Обсуждение: ntile() throws ERROR when hashagg is false

Поиск
Список
Период
Сортировка

ntile() throws ERROR when hashagg is false

От
Rajkumar Raghuwanshi
Дата:
Hi

ntile() throws ERROR when hashagg is false, test case given below.

postgres=# create table foo (a int, b int, c text);
CREATE TABLE
postgres=# insert into foo select i%20, i%30, to_char(i%12, 'FM0000') from generate_series(0, 36) i;
INSERT 0 37
postgres=# explain select ntile(a) OVER () from foo GROUP BY a;
                            QUERY PLAN                            
-------------------------------------------------------------------
 WindowAgg  (cost=25.00..29.50 rows=200 width=8)
   ->  HashAggregate  (cost=25.00..27.00 rows=200 width=4)
         Group Key: a
         ->  Seq Scan on foo  (cost=0.00..22.00 rows=1200 width=4)
(4 rows)

postgres=# select ntile(a) OVER () from foo GROUP BY a;
 ntile
-------
     1
     1
     2
     2
     3
     3
     4
     4
     5
     5
     6
     6
     7
     7
     8
     8
     9
     9
    10
    11
(20 rows)

postgres=# set enable_hashagg to false;
SET
postgres=# explain select ntile(a) OVER () from foo GROUP BY a;
                               QUERY PLAN                               
-------------------------------------------------------------------------
 WindowAgg  (cost=83.37..91.87 rows=200 width=8)
   ->  Group  (cost=83.37..89.37 rows=200 width=4)
         Group Key: a
         ->  Sort  (cost=83.37..86.37 rows=1200 width=4)
               Sort Key: a
               ->  Seq Scan on foo  (cost=0.00..22.00 rows=1200 width=4)
(6 rows)
postgres=# select ntile(a) OVER () from foo GROUP BY a;
ERROR:  argument of ntile must be greater than zero

Thanks & Regards,
Rajkumar Raghuwanshi
QMG, EnterpriseDB Corporation

Re: ntile() throws ERROR when hashagg is false

От
Andrew Gierth
Дата:
>>>>> "Rajkumar" == Rajkumar Raghuwanshi <rajkumar.raghuwanshi@enterprisedb.com> writes:

 Rajkumar> Hi
 
 Rajkumar> ntile() throws ERROR when hashagg is false, test case given
 Rajkumar> below.

 Rajkumar> postgres=# create table foo (a int, b int, c text);
 Rajkumar> CREATE TABLE
 Rajkumar> postgres=# insert into foo select i%20, i%30, to_char(i%12, 'FM0000') from
 Rajkumar> generate_series(0, 36) i;
 Rajkumar> INSERT 0 37
 Rajkumar> postgres=# explain select ntile(a) OVER () from foo GROUP BY a;

This query isn't actually legal per the spec; the argument of ntile is
restricted to being a constant or parameter, so it can't change from row
to row. PG is more flexible, but that doesn't make the query any more
meaningful.

What I think pg is actually doing is taking the value of the ntile()
argument from the first row and using that for the whole partition.
In your example, enabling or disabling hashagg changes the order of the
input rows for the window function (since you've specified no ordering
in the window definition), and with hashagg off, you get the smallest
value of a first (which is 0 and thus an error).

-- 
Andrew (irc:RhodiumToad)


Re: ntile() throws ERROR when hashagg is false

От
David Rowley
Дата:
On 14 June 2018 at 18:57, Andrew Gierth <andrew@tao11.riddles.org.uk> wrote:
> What I think pg is actually doing is taking the value of the ntile()
> argument from the first row and using that for the whole partition.
> In your example, enabling or disabling hashagg changes the order of the
> input rows for the window function (since you've specified no ordering
> in the window definition), and with hashagg off, you get the smallest
> value of a first (which is 0 and thus an error).

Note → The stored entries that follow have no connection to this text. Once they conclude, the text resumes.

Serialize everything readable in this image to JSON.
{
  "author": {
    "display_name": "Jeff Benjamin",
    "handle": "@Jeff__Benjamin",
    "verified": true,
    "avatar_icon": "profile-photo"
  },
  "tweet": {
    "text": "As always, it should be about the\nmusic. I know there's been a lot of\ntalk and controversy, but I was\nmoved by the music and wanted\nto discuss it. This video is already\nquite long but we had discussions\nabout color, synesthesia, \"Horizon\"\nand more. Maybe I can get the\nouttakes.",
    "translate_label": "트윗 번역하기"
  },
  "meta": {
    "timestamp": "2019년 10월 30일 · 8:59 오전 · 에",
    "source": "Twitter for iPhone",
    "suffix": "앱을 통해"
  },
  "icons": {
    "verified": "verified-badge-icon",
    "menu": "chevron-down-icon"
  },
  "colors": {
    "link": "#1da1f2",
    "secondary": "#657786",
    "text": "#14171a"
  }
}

Seems that's the case. I'd guess it was written that way so we could
allow PARAM_EXTERN Params rather than requiring the arg to be a Const.

I wonder if it would be worth adding a run-time check in
window_ntile() that causes an ERROR on first call if there are any
Vars or PARAM_EXEC Params in the function argument. An ERROR might be
better than doing something that the user does not expect.

Ideally, something would alert the user much sooner than the executor,
but I think doing it that way would be quite a bit more work.

-- 
 David Rowley                   http://www.2ndQuadrant.com/
 PostgreSQL Development, 24x7 Support, Training & Services


Re: ntile() throws ERROR when hashagg is false

От
Tom Lane
Дата:
David Rowley <david.rowley@2ndquadrant.com> writes:
> On 14 June 2018 at 18:57, Andrew Gierth <andrew@tao11.riddles.org.uk> wrote:
>> What I think pg is actually doing is taking the value of the ntile()
>> argument from the first row and using that for the whole partition.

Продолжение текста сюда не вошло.